One Good Turn: A Natural History of the Screwdriver and the Screw
- Author: Witold Rybczynski
- Language: English
- Genre: Non-fiction
- Publication date: 2000

= One Good Turn (Rybczynski book) =

Book by Witold Rybczynski

One Good Turn: A Natural History of the Screwdriver and the Screw is a book published in 2000 by Canadian architect, professor and writer Witold Rybczynski.

== History ==
The idea for the book came in 1999 when an editor at The New York Times Magazine asked Rybczynski to write a short essay on the best and most useful common tool of the previous 1,000 years. Rybczynski took the assignment, but as he researched the history of the items in his workshop – hammers and saws, levels and planes – he found that most dated well back into antiquity. At the point of giving up, he asked his wife for ideas. She answered: "You always need a screwdriver for something."

== Content ==
In the book, Rybczynski explains his discovery that the screwdriver is a relatively new addition to the toolbox, an invention of the Late Middle Ages in Europe and the only major mechanical device not independently invented by the Chinese.
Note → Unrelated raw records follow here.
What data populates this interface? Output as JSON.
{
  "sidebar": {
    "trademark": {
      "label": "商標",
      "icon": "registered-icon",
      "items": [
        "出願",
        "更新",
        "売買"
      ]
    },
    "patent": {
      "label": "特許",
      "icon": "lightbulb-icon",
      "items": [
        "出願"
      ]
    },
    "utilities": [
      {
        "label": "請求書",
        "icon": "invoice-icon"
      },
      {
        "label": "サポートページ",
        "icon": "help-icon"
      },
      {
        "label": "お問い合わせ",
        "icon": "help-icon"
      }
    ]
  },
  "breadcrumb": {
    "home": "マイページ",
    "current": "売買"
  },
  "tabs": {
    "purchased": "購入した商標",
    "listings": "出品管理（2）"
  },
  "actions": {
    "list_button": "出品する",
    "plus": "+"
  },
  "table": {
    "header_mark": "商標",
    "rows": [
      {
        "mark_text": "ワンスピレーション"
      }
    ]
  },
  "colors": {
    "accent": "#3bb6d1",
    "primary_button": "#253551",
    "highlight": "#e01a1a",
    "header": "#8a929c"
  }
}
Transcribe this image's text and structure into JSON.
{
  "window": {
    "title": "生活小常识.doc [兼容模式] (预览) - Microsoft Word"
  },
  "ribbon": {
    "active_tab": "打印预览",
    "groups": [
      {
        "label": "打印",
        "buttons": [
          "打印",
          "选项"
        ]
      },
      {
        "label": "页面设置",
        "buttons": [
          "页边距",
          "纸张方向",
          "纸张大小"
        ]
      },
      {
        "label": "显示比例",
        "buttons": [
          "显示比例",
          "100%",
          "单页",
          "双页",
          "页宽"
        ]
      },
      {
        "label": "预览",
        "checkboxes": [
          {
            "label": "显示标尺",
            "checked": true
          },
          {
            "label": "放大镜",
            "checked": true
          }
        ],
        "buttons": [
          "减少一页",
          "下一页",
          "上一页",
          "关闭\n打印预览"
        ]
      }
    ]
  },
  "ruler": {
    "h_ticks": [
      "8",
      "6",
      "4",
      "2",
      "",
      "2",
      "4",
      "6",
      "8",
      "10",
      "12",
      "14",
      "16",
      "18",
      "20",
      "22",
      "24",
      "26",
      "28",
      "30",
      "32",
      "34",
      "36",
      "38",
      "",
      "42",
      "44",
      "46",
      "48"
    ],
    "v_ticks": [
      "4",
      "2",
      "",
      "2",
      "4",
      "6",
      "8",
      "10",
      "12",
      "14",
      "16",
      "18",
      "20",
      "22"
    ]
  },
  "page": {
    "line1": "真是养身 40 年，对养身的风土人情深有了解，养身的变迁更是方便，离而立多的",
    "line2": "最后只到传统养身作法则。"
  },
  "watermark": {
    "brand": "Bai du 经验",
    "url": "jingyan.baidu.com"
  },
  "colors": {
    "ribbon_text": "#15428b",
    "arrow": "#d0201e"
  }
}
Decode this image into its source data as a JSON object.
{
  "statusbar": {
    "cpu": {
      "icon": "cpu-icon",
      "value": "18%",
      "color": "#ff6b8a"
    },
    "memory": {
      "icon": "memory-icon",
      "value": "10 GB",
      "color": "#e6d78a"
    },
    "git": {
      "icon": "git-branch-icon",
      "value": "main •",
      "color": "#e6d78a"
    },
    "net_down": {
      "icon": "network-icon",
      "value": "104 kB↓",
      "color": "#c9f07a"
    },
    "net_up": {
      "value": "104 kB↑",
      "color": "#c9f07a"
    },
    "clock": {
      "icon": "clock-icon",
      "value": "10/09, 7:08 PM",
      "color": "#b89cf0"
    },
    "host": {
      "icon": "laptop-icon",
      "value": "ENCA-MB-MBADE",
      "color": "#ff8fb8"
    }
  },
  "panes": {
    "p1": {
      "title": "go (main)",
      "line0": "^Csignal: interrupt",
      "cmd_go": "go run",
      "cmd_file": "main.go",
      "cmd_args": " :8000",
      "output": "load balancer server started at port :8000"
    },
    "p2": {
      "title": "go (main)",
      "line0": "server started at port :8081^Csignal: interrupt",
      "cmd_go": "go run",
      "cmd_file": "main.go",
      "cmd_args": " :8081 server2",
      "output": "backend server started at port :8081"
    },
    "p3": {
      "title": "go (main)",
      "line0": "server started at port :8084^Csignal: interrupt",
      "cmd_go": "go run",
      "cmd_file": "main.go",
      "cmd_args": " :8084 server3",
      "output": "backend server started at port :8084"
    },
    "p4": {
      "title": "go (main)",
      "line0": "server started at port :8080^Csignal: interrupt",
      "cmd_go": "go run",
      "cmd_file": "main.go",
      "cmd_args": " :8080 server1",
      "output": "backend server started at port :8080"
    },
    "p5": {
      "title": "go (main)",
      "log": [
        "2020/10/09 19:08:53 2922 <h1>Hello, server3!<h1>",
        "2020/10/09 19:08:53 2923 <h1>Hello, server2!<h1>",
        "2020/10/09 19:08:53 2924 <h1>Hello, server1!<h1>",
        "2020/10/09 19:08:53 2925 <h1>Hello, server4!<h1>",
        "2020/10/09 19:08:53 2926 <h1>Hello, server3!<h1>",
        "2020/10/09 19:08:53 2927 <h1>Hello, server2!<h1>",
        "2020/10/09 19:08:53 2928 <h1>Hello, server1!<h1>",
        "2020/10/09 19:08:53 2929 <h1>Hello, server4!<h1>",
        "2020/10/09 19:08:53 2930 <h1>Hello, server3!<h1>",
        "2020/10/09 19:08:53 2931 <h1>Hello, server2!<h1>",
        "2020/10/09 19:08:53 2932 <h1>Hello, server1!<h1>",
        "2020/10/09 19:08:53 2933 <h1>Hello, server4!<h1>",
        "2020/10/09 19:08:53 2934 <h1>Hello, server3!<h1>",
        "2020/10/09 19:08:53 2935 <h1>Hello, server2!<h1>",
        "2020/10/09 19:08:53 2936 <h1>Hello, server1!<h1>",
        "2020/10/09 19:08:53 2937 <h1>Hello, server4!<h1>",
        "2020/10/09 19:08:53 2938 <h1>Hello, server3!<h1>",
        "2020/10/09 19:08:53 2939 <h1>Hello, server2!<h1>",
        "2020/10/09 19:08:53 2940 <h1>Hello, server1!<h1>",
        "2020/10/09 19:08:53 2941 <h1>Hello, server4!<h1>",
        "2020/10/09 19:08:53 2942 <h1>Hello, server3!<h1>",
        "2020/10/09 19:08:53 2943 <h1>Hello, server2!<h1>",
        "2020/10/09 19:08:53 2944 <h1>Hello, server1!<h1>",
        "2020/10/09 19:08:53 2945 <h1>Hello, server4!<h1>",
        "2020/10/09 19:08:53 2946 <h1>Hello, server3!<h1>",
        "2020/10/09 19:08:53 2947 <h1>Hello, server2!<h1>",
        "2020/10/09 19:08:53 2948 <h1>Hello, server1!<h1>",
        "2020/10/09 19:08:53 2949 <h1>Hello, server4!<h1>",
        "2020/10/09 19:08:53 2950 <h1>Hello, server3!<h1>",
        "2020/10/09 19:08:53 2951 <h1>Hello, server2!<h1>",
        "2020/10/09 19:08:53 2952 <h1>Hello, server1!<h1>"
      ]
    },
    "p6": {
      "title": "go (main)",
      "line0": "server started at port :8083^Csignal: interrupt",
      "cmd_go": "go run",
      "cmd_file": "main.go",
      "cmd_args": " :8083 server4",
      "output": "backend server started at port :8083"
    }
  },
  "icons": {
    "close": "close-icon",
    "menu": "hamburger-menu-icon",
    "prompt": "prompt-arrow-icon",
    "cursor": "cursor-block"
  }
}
Leonardo da Vinci was there at the start, designing a number of screw-cutting machines with interchangeable gears. Nevertheless, it took generations for the screw (and with it, the screwdriver and lathe) to come into general use, and it was not until modern times that improvements such as slotted screws came into being. Rybczynski spends some time discussing the Canadian invention, the Robertson screwdriver.

== Reception ==
The book has been noted as relying on outdated histories and revealing of Rybczynski's "unfamiliarity with mechanical processes" but has been compared with Samuel C. Florman's works towards improving the public understanding of a technical field.